النِّيَّةُ هِيَ انْبِعَاثُ النَّفْسِ وَتَوَجُّهُهَا إِلَى مَا تَرَاهُ مُوَافِقًا لِغَرَضِهَا، مِنْ جَلْبِ نَفْعٍ أَوْ دَفْعِ ضَرٍّ، حَالًا أَوْ مَآلًا. وَالشَّرْعُ خَصَّصَ اسْمَ النِّيَّةِ فِي لِسَانِ حَمَلَتِهِ بِالْإِرَادَةِ الْمُتَوَجِّهَةِ إِلَى الْفِعْلِ ابْتِغَاءً لِوَجْهِ اللهِ تَعَالَى وَامْتِثَالًا لِأَمْرِهِ
Terjemahan & Tafsir Mendalam Blok 2:
Niat adalah kebangkitan jiwa dan arah tujuannya menuju apa yang dipandangnya sesuai dengan tujuannya, baik berupa menarik manfaat atau menolak mudarat, secara langsung maupun di masa depan.

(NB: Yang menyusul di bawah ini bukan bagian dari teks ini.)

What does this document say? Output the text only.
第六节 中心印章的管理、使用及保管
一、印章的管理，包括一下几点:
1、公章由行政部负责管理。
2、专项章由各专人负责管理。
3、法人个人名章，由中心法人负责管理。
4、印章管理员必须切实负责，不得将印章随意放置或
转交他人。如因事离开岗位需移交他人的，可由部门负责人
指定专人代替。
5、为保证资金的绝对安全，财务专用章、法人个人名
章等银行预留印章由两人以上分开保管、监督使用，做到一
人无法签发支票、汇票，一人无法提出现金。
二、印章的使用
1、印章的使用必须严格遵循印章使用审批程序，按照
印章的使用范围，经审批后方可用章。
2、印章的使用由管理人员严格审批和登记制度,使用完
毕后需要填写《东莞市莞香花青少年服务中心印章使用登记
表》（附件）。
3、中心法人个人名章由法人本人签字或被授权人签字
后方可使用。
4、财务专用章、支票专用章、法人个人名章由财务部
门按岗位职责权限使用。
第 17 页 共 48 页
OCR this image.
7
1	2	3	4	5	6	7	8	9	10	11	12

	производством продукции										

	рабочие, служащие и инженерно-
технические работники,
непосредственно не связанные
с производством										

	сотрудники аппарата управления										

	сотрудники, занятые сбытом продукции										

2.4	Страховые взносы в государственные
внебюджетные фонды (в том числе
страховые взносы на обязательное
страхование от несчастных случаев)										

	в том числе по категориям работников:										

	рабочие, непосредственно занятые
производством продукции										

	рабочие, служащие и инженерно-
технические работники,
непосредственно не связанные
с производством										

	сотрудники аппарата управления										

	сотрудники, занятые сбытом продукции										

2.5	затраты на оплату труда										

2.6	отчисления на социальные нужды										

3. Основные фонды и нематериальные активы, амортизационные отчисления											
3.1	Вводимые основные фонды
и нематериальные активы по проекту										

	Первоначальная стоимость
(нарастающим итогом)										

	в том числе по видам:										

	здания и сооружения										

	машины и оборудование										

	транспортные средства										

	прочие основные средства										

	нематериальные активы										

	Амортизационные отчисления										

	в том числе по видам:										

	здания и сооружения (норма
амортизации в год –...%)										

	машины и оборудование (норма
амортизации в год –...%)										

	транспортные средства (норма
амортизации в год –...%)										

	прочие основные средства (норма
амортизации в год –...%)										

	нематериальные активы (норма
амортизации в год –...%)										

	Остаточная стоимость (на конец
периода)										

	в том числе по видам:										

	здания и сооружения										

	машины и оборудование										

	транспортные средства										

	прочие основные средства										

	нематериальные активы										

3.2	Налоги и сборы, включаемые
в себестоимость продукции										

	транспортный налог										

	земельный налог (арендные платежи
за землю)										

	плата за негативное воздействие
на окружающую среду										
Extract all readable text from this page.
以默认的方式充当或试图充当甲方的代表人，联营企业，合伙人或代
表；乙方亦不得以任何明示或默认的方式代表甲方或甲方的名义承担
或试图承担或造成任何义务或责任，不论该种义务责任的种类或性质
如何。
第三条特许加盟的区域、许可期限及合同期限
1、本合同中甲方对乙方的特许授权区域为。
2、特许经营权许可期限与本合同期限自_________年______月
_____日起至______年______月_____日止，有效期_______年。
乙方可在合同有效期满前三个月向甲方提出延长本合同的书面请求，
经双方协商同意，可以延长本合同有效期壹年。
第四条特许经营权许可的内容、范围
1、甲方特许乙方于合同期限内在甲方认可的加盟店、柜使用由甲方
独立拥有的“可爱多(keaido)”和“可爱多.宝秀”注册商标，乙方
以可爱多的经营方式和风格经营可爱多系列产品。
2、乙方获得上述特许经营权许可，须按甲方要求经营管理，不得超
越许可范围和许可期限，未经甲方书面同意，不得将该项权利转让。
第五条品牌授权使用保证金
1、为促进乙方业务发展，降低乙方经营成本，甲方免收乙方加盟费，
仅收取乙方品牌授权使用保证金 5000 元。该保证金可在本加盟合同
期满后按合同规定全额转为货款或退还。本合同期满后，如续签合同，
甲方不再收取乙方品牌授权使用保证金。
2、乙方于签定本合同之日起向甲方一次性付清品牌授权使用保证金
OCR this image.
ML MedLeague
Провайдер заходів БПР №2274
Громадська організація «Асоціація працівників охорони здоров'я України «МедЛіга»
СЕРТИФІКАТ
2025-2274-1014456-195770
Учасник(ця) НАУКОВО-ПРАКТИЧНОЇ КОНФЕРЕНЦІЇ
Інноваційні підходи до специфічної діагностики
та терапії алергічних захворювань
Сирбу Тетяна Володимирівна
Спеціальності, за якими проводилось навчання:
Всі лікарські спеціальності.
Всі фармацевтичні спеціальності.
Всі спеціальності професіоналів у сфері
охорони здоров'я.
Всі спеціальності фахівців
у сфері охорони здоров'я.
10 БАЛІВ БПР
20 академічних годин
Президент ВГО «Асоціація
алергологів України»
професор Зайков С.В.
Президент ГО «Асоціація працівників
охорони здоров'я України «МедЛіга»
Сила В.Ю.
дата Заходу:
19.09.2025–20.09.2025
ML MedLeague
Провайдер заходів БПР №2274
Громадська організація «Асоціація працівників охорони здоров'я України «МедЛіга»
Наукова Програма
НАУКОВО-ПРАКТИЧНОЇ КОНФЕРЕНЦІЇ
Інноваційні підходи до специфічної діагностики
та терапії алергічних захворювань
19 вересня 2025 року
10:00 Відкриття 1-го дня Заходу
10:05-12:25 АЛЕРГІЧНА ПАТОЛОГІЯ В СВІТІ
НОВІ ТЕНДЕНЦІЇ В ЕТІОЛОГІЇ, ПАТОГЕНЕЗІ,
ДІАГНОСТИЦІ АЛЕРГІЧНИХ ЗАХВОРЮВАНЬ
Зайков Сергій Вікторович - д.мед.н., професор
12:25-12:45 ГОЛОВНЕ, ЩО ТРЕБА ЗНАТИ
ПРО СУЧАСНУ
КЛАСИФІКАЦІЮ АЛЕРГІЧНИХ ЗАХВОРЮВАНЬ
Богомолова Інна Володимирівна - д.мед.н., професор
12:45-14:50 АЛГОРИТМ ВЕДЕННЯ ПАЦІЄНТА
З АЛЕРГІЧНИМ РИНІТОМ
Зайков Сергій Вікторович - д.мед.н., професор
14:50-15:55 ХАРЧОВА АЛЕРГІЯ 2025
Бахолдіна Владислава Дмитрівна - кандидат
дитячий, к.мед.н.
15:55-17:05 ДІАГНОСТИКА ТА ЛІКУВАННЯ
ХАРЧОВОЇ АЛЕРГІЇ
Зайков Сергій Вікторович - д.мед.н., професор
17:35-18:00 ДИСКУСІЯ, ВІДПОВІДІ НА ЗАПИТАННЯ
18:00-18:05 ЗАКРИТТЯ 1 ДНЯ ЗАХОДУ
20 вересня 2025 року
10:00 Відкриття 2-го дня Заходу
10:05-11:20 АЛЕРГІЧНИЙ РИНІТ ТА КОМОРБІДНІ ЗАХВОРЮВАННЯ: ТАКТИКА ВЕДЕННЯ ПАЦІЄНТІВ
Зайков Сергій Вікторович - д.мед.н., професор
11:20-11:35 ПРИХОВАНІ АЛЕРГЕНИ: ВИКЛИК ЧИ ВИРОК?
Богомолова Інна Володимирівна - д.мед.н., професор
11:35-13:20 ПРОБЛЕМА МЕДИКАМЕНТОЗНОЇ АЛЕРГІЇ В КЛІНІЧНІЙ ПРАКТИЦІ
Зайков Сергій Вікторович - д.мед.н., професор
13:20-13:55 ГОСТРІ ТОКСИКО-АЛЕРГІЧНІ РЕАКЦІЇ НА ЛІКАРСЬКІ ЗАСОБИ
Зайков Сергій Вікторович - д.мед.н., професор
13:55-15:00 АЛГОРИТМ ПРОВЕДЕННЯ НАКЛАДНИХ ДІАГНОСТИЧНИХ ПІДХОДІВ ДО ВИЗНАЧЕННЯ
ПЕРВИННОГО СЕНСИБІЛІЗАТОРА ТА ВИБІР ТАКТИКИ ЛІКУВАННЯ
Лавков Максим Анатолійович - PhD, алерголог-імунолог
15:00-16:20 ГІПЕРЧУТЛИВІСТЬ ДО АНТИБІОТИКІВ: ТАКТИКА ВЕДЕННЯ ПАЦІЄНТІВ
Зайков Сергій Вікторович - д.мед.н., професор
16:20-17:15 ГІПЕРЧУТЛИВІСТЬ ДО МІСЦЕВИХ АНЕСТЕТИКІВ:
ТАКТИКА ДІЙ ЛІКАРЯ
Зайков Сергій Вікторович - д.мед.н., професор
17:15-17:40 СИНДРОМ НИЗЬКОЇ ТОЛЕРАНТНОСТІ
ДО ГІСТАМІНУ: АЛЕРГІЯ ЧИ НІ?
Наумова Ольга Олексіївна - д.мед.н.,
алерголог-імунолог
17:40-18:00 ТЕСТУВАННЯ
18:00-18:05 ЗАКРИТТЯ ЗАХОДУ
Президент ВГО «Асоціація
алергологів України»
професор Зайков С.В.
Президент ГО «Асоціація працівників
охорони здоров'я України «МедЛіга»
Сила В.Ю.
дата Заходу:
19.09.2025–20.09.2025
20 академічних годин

Syariat mengkhususkan istilah niat dalam lisan para pengembannya dengan kehendak yang diarahkan pada perbuatan demi mengharap wajah Allah Ta'ala dan sebagai bentuk kepatuhan terhadap perintah-Nya. Penjelasan ini menekankan bahwa niat bukan sekadar ucapan di lisan (TALAFUDZ), melainkan kondisi psikologis dan spiritual yang sadar. Dalam kajian akidah, niat menjadi pembeda utama antara Ikhlas dan Riya. Ikhlas menuntut pembersihan niat dari segala campuran kepentingan makhluk, sedangkan riya adalah syirik kecil yang membatalkan pahala amal meskipun secara lahiriah amal tersebut tampak agung.
Urgensi niat kemudian diformulasikan oleh para fuqaha ke dalam sebuah kaidah fiqih yang sangat masyhur. Kaidah ini menjadi payung hukum bagi ribuan persoalan cabang (furu'iyyah) dalam hukum Islam. Prinsip ini menegaskan bahwa setiap tindakan hukum, baik dalam ranah ibadah maupun muamalah, akan dinilai berdasarkan maksud dan tujuan dari pelakunya. Hal ini memberikan fleksibilitas sekaligus ketegasan dalam hukum Islam, di mana sesuatu yang secara lahiriah tampak sama bisa memiliki konsekuensi hukum yang berbeda total karena perbedaan niat di balik tindakan tersebut.